A few things make a real difference here. Briefing your team in advance, so no one is surprised by what’s being asked of them removes a lot of anxiety before the day even starts. Building in time for people to get comfortable before the camera rolls, rather than expecting everyone to perform immediately, produces much better results. And keeping the atmosphere relaxed and positive on the day itself makes an enormous difference to how people come across on screen and in photographs.
For interview-style video content, we find it almost always works better to have a conversation than to ask someone to recite prepared answers. Give people the themes they’ll be asked about, let them think about what they want to say, and then have a genuine conversation on camera. The results are warmer, more natural, and far more watchable than anything scripted.
Photography for websites, brochures, and social: the technical considerations
Different destinations have different technical requirements, and a content day needs to account for all of them. Website images typically need to be high resolution, optimised for both landscape and portrait crops, and shot with enough negative space to accommodate overlaid text. Brochure photography often needs to work at larger print sizes, which demands higher resolution and more careful attention to sharpness. Social media content needs to feel immediate and authentic, slightly less polished than brochure photography, but still intentional and on-brand.

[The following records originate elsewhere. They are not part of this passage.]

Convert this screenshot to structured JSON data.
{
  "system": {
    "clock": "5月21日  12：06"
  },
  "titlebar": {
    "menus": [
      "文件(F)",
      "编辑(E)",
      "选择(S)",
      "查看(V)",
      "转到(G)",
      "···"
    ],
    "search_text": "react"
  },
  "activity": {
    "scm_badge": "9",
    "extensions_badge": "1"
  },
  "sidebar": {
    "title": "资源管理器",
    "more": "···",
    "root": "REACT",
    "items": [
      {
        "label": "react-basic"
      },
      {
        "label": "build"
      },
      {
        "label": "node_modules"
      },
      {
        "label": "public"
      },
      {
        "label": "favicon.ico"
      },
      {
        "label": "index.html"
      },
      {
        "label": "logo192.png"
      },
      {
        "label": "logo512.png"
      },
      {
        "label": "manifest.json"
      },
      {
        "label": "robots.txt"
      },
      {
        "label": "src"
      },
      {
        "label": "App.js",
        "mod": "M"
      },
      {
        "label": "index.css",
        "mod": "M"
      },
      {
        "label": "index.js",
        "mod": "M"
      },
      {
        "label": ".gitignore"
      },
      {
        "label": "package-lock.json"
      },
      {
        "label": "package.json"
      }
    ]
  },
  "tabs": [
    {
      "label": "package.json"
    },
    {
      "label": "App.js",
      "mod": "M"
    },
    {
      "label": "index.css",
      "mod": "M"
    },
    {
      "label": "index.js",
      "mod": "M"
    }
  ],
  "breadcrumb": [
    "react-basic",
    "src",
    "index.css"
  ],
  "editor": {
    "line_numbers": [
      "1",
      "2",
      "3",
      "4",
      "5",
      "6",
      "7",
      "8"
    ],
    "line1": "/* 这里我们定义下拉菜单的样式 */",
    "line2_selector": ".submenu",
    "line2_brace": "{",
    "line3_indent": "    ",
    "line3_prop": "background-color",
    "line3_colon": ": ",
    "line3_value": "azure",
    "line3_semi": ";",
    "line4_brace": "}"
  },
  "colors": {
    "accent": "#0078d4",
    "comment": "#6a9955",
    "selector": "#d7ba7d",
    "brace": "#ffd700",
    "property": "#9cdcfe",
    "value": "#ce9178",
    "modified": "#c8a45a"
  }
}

Colour consistency matters across all of these. If your brand has a specific colour palette, the photography style should feel coherent with it; in terms of tone, warmth, and the overall feel of the images. This is something we think about at the brief stage and carry through into the edit, so the final image library feels like a cohesive set rather than a random collection of photographs taken on the same day.
Video content: from company films to social clips
Video is where a well-planned content day really earns its keep. The range of video content most businesses need a brand film, a product explainer, team interviews, social clips, testimonial footage, behind-the-scenes material can feel overwhelming if you try to tackle it piecemeal. Bringing it together into a single, well-structured shoot day makes the whole thing manageable and cost-effective.

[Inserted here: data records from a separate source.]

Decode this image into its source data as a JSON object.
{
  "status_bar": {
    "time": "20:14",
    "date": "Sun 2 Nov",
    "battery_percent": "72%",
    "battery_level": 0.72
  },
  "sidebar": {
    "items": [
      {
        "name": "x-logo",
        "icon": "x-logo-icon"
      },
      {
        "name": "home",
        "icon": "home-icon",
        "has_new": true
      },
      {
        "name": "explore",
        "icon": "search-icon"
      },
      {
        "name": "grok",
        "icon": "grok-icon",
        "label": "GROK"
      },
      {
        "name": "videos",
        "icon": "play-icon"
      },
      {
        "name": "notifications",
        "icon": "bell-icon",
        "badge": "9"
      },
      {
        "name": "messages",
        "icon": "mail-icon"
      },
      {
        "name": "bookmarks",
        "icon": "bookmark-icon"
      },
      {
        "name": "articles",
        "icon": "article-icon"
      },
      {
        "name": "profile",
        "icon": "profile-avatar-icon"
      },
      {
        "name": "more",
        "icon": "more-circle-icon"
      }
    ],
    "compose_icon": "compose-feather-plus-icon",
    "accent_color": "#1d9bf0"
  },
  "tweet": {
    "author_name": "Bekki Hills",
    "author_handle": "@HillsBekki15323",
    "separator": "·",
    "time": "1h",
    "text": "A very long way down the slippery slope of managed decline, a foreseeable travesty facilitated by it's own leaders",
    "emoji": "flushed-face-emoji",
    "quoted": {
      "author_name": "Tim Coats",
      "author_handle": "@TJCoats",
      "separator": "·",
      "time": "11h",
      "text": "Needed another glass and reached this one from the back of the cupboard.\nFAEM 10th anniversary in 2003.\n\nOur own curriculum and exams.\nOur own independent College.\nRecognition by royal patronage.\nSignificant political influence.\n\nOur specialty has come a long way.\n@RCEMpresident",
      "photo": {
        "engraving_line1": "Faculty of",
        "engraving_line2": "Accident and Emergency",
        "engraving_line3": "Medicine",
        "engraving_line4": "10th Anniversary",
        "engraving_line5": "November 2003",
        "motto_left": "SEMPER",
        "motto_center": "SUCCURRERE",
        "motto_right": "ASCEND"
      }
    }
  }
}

At Our Agency, Stephen handles all of our in-house video production, and having a dedicated videographer who understands both the creative and the technical side means we can move efficiently through a shoot without compromising on quality. He’s also a licensed drone pilot, which opens up options for aerial footage that adds a different dimension to company films and location-based content, particularly useful for clients with impressive premises or outdoor operations.

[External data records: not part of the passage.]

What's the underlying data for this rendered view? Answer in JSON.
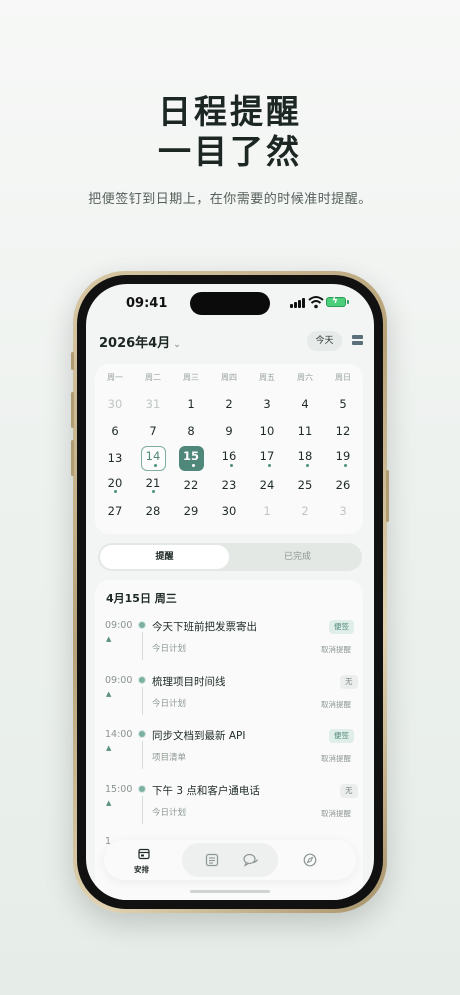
{
  "hero": {
    "title_line1": "日程提醒",
    "title_line2": "一目了然",
    "subtitle": "把便签钉到日期上，在你需要的时候准时提醒。"
  },
  "status_bar": {
    "time": "09:41"
  },
  "header": {
    "month_label": "2026年4月",
    "today_button": "今天"
  },
  "calendar": {
    "weekdays": [
      "周一",
      "周二",
      "周三",
      "周四",
      "周五",
      "周六",
      "周日"
    ],
    "weeks": [
      [
        "30",
        "31",
        "1",
        "2",
        "3",
        "4",
        "5"
      ],
      [
        "6",
        "7",
        "8",
        "9",
        "10",
        "11",
        "12"
      ],
      [
        "13",
        "14",
        "15",
        "16",
        "17",
        "18",
        "19"
      ],
      [
        "20",
        "21",
        "22",
        "23",
        "24",
        "25",
        "26"
      ],
      [
        "27",
        "28",
        "29",
        "30",
        "1",
        "2",
        "3"
      ]
    ],
    "today": "14",
    "selected": "15"
  },
  "segment": {
    "active": "提醒",
    "inactive": "已完成"
  },
  "list": {
    "date_heading": "4月15日 周三",
    "items": [
      {
        "time": "09:00",
        "title": "今天下班前把发票寄出",
        "category": "今日计划",
        "badge": "便签",
        "action": "取消提醒"
      },
      {
        "time": "09:00",
        "title": "梳理项目时间线",
        "category": "今日计划",
        "badge": "无",
        "action": "取消提醒"
      },
      {
        "time": "14:00",
        "title": "同步文档到最新 API",
        "category": "项目清单",
        "badge": "便签",
        "action": "取消提醒"
      },
      {
        "time": "15:00",
        "title": "下午 3 点和客户通电话",
        "category": "今日计划",
        "badge": "无",
        "action": "取消提醒"
      }
    ],
    "partial_time": "1"
  },
  "tabbar": {
    "schedule_label": "安排"
  },
  "colors": {
    "accent": "#4f877a",
    "background": "#eef2ef",
    "frame": "#b7a279"
  }
}
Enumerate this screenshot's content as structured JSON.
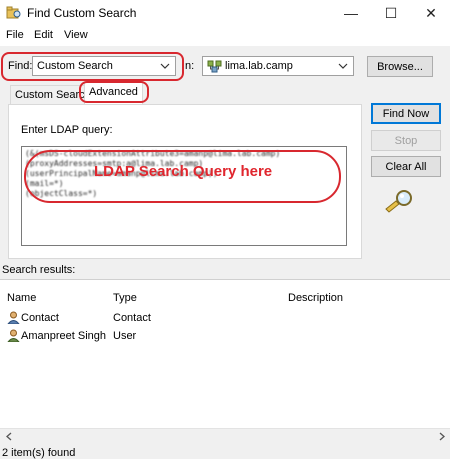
{
  "window": {
    "title": "Find Custom Search",
    "controls": {
      "minimize": "—",
      "maximize": "☐",
      "close": "✕"
    }
  },
  "menu": [
    "File",
    "Edit",
    "View"
  ],
  "find_row": {
    "find_label": "Find:",
    "find_value": "Custom Search",
    "in_label": "In:",
    "in_visible_label": "n:",
    "in_value": "lima.lab.camp",
    "browse_label": "Browse..."
  },
  "tabs": [
    {
      "label": "Custom Search",
      "active": false
    },
    {
      "label": "Advanced",
      "active": true
    }
  ],
  "advanced": {
    "query_label": "Enter LDAP query:",
    "overlay": "LDAP Search Query here"
  },
  "buttons": {
    "find_now": "Find Now",
    "stop": "Stop",
    "clear_all": "Clear All"
  },
  "results": {
    "label": "Search results:",
    "columns": [
      "Name",
      "Type",
      "Description"
    ],
    "rows": [
      {
        "name": "Contact",
        "type": "Contact",
        "description": ""
      },
      {
        "name": "Amanpreet Singh",
        "type": "User",
        "description": ""
      }
    ]
  },
  "status": "2 item(s) found",
  "colors": {
    "highlight": "#d8282f",
    "accent": "#0078d7"
  }
}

The key to getting strong video from a content day is capturing more than you think you need. Cutaway footage, establishing shots, atmospheric material, the stuff that looks like filler when you’re shooting it is often what makes an edit feel polished and professional rather than like a series of talking heads. We always build time into the run sheet for this, and it always pays off in the edit.
What to do with everything once you’ve got it
A content creation day produces a lot of raw material, and having a clear plan for what happens next is just as important as the shoot itself. Who edits the video? Who selects and retouches the photography? How are assets stored, organised, and shared with the people who need them?
We deliver finished assets to clients in a structured library, organised by format and intended use, so that whoever is managing the website, the social channels, or the print production can find exactly what they need without wading through hundreds of unedited files. We also deliver assets in the specific formats and dimensions needed for each platform, so there’s no additional processing required before anything goes live.
Done properly, the output from a single content creation day can supply a business with fresh, professional, on-brand content for six months or more. That’s a reyt good return on one well-planned day.